Lunch would be "tuna fish right out of the can" or a low-carb wrap at school, he said. After school, he'd lift weights. He's now a svelte 165 pounds and about to join a special forces unit.
"I've had some people who have lost close to 100 pounds to join," said Sgt. Chad Eske, his recruiter.
But often, making it into the military is just the start of the struggle. The military even has its own version of the "freshman 15" —— after basic training, Army women gain an average of 18 pounds in their first year and often have problems with annual weigh-ins that determine whether they can stay.
A survey Bathalon and others did of 1,435 troops referred to Fort Bragg Hospital for weight loss helps show the drastic measures some try. Roughly three-fourths did things doctors recommend —— eating less, exercising more and downing more fruits and vegetables.
But many resorted to potentially harmful things. Nearly half tried using rubber suits or saunas to sweat off pounds, a third of men and half of women tried appetite suppressants, and 1 in 5 tried laxatives. Eleven percent of women and 6 percent of men had tried vomiting.
Half of the troops said stress was a reason they had gained weight, and half had come for help because they'd been denied promotion.
"The Air Force is not escaping the national trends," Maj. Christine Hunter said at the obesity conference, showing a photograph of the new Baghdad Burger King, already the third busiest in the world.
About 1,500 troops were involuntarily separated, or kicked out, of the Air Force from 2000 to 2003 for failure to maintain weight, she reported.
In 2003 alone, more than 3,000 people were kicked out of all branches of the military for failing weight standards, Bathalon's study reports.
"You lose your income, you lose your retirement, you lose your medical benefits," he said.
Even those with long military careers sometimes develop weight problems afterward, burdening the VA health system, which treats about 5 million veterans each year, half of them over 65.
They tend to be sicker than the general population.
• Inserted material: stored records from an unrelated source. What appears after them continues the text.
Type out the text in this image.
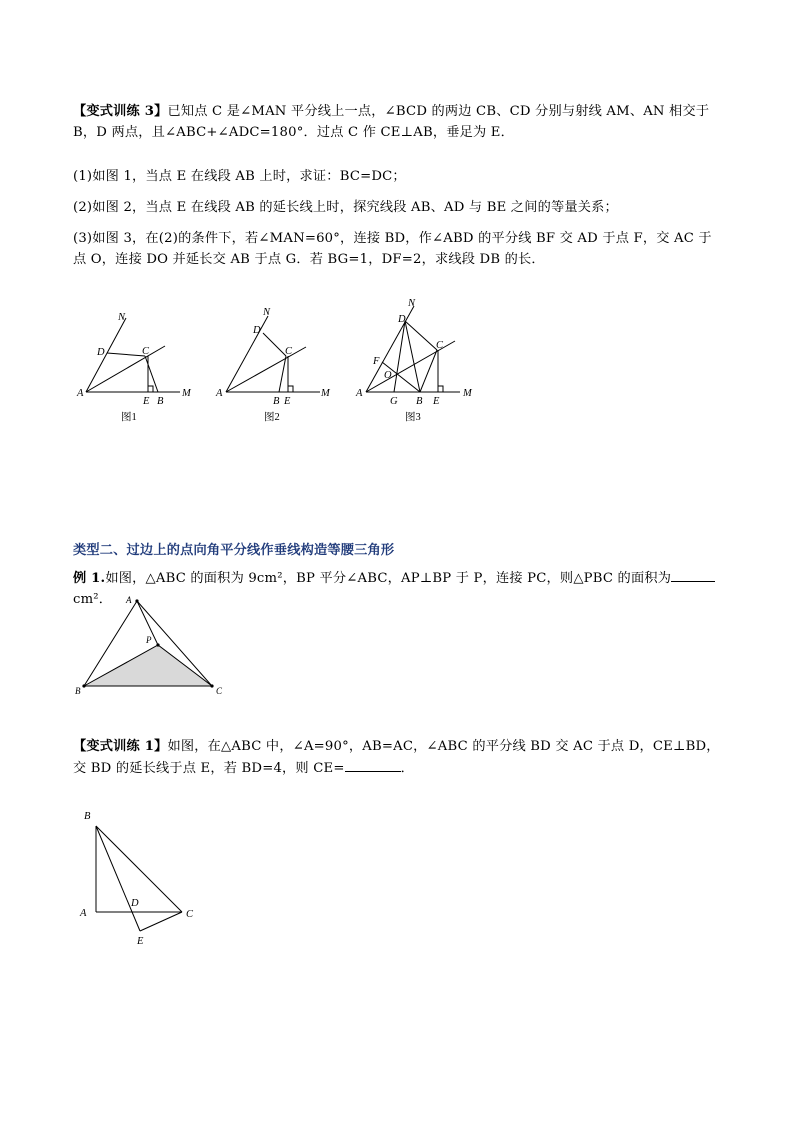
【变式训练 3】已知点 C 是∠MAN 平分线上一点，∠BCD 的两边 CB、CD 分别与射线 AM、AN 相交于 B，D 两点，且∠ABC+∠ADC=180°．过点 C 作 CE⊥AB，垂足为 E．
(1)如图 1，当点 E 在线段 AB 上时，求证：BC=DC；
(2)如图 2，当点 E 在线段 AB 的延长线上时，探究线段 AB、AD 与 BE 之间的等量关系；
(3)如图 3，在(2)的条件下，若∠MAN=60°，连接 BD，作∠ABD 的平分线 BF 交 AD 于点 F，交 AC 于点 O，连接 DO 并延长交 AB 于点 G．若 BG=1，DF=2，求线段 DB 的长．
N
D	C
A
E B
M
图1
N
D
C
A
B E
M
图2
N
D
F
C
O
A
G B E
M
图3
类型二、过边上的点向角平分线作垂线构造等腰三角形
例 1.如图，△ABC 的面积为 9cm²，BP 平分∠ABC，AP⊥BP 于 P，连接 PC，则△PBC 的面积为cm²．	A
P
B	C
【变式训练 1】如图，在△ABC 中，∠A=90°，AB=AC，∠ABC 的平分线 BD 交 AC 于点 D，CE⊥BD，交 BD 的延长线于点 E，若 BD=4，则 CE=	．
B
A
D
C
E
More than 70 percent are overweight and 33 percent are obese, said Richard Harvey, a health psychologist at the VA Center for Health Promotion. Pain is the biggest reason they give for not exercising, and 31 percent say a disability prevents it, he said.
About 20 percent of veterans have diabetes, compared to 7 percent to 8 percent of the general population
"We knew that there were enormous costs with that," Harvey said, so he developed MOVE, a comprehensive program of psychological counseling, nutrition, exercise, medications and even sometimes bariatric surgery.
Parts of it started in October 2003 at 17 pilot sites, and the hope is to have a standardized program available to all veterans, said Dr. Steve Yevich, director of the VA health promotion center.
It will be a big improvement from 2001, when a survey by chief of staff Mary Burdick revealed that only 37 of the VA's 160 major medical centers had weight management programs, ranging from intense programs "down to just a little old dietitian sitting there," Yevich said.
Sending soldiers home healthy is the top goal, said Friedl of the Army research center.
"It's not enough to recruit healthy young men and women and later return them safely to their families," he wrote in a recent medical journal article. "We now try to return them better than when they joined the Army with the promise that they will 'be all they can be."'
Increasingly, that means weighing a little less.